As president of the Harbor East Companies since 1995, Beatty spearheaded the construction of ritzy Harbor East from vacant factories and rail yards, aided by the capital and political clout of H&S Bakery magnate John Paterakis.

Recently, Beatty amicably split from Harbor East to become head of both Harbor Point Development Group (a proposed $3 billion office-residential-retail project south of Harbor East) and to form his own company, Beatty Development Group LLC.

What Passersby Said

Asked today what best would fill the current vacant space, some Hopkins seniors dwelled on the retail possibilities.

“They should do it like that, but with different stores. Like, we need a CVS!” Susan Fallon said, pointing toward the Village Lofts building on St. Paul Street, with its Verizon store, Coldstone Creamery, Chipotle, etc.

“Yeah a smoothie place, a nail salon, a Party City,” said Sarah Townsley.

Asked about whether a good use might be dormitories for juniors and seniors, who typically live off campus, the students said most classmates are turned off by the atmosphere in Hopkins dormitories and now prefer nearby houses and apartments.

“I would not want to deal with RA’s and all that,” Townsley said.

Too many restrictions on drinking and other behavior and limited food choices make dorm life unappealing, the girls (and another senior, Sal Rizzo) agreed.
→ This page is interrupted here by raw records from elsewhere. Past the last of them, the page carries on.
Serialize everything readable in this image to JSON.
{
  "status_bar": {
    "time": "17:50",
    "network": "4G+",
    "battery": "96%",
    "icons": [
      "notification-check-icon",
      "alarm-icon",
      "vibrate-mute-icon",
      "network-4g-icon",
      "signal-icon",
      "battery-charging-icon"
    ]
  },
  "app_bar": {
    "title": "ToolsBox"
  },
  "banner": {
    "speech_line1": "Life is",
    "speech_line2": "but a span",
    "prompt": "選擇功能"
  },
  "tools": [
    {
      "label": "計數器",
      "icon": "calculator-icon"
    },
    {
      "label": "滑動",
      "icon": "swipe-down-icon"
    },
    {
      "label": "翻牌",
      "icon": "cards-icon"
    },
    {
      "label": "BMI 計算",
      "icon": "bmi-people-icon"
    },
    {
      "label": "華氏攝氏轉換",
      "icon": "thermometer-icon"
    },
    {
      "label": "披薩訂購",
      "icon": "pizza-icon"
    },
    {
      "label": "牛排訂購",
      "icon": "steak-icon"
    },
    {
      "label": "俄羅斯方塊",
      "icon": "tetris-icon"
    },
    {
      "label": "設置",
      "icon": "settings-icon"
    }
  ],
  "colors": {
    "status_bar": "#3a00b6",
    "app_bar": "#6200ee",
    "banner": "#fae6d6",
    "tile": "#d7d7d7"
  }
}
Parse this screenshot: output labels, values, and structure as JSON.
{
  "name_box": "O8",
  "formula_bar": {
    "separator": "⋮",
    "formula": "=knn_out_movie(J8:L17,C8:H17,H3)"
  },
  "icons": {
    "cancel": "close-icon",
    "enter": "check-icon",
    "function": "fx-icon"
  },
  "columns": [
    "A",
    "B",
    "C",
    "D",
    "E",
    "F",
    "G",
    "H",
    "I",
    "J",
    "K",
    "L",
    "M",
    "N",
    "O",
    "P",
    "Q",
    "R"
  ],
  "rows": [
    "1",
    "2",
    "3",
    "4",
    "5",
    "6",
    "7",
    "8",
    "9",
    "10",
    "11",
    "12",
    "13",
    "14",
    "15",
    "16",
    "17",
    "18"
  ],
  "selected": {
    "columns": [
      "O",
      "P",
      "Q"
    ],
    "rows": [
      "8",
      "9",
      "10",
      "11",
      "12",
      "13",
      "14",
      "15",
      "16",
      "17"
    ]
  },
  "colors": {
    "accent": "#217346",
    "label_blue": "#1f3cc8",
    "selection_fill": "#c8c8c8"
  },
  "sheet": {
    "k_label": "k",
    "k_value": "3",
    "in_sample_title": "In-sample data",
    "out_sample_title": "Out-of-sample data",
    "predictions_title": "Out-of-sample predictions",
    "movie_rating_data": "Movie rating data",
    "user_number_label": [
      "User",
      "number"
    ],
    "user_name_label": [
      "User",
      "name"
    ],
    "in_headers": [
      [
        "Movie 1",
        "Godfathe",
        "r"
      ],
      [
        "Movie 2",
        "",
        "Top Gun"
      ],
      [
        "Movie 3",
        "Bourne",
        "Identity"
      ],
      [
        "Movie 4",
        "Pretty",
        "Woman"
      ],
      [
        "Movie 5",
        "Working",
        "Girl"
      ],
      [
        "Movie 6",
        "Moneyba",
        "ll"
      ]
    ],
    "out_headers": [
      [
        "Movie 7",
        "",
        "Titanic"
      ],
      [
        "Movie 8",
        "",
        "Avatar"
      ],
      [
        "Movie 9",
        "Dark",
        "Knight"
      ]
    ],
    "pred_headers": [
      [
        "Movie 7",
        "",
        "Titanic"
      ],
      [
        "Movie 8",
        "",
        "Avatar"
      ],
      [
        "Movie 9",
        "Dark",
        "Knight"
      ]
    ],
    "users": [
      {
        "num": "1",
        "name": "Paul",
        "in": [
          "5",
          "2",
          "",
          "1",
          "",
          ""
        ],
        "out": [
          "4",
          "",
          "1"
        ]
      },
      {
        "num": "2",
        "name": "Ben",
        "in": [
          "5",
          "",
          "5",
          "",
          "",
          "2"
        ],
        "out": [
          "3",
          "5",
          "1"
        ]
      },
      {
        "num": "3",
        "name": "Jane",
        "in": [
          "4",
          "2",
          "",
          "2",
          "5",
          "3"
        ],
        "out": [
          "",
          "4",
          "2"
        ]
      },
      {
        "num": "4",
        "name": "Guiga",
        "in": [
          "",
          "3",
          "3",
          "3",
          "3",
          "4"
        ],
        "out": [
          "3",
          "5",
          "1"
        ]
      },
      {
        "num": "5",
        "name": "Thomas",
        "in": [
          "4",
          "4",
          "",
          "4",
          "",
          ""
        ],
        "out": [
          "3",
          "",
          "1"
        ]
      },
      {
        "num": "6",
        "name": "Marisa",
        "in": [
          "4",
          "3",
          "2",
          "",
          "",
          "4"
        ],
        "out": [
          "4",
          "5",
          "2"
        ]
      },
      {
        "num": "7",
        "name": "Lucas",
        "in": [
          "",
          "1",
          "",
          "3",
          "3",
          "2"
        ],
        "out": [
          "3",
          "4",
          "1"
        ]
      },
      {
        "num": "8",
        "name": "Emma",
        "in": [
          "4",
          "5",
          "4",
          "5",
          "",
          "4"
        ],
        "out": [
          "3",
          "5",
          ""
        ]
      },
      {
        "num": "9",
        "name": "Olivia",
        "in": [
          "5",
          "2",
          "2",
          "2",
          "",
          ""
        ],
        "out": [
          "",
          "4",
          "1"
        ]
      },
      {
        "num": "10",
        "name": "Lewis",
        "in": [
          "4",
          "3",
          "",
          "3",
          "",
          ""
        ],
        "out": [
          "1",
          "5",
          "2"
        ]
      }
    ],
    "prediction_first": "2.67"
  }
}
“If there had been a tradition of student housing when I got here and everybody lived in them I might consider it,” Fallon said. “But pretty much by sophomore year, people are ready to live off campus.”

Gautam Sikka, a post-doctoral fellow in vascular pathology, said he thought a hotel “might provide more jobs for students” and others in the area. Kiru Wolde, also a graduate student, said the development would bring traffic congestion and pollution, but that visiting parents might like a hotel there.

Then Sikka looked over to the grassy green lot and had an idea they both seemed to like best: “A baseball field! Or cricket!”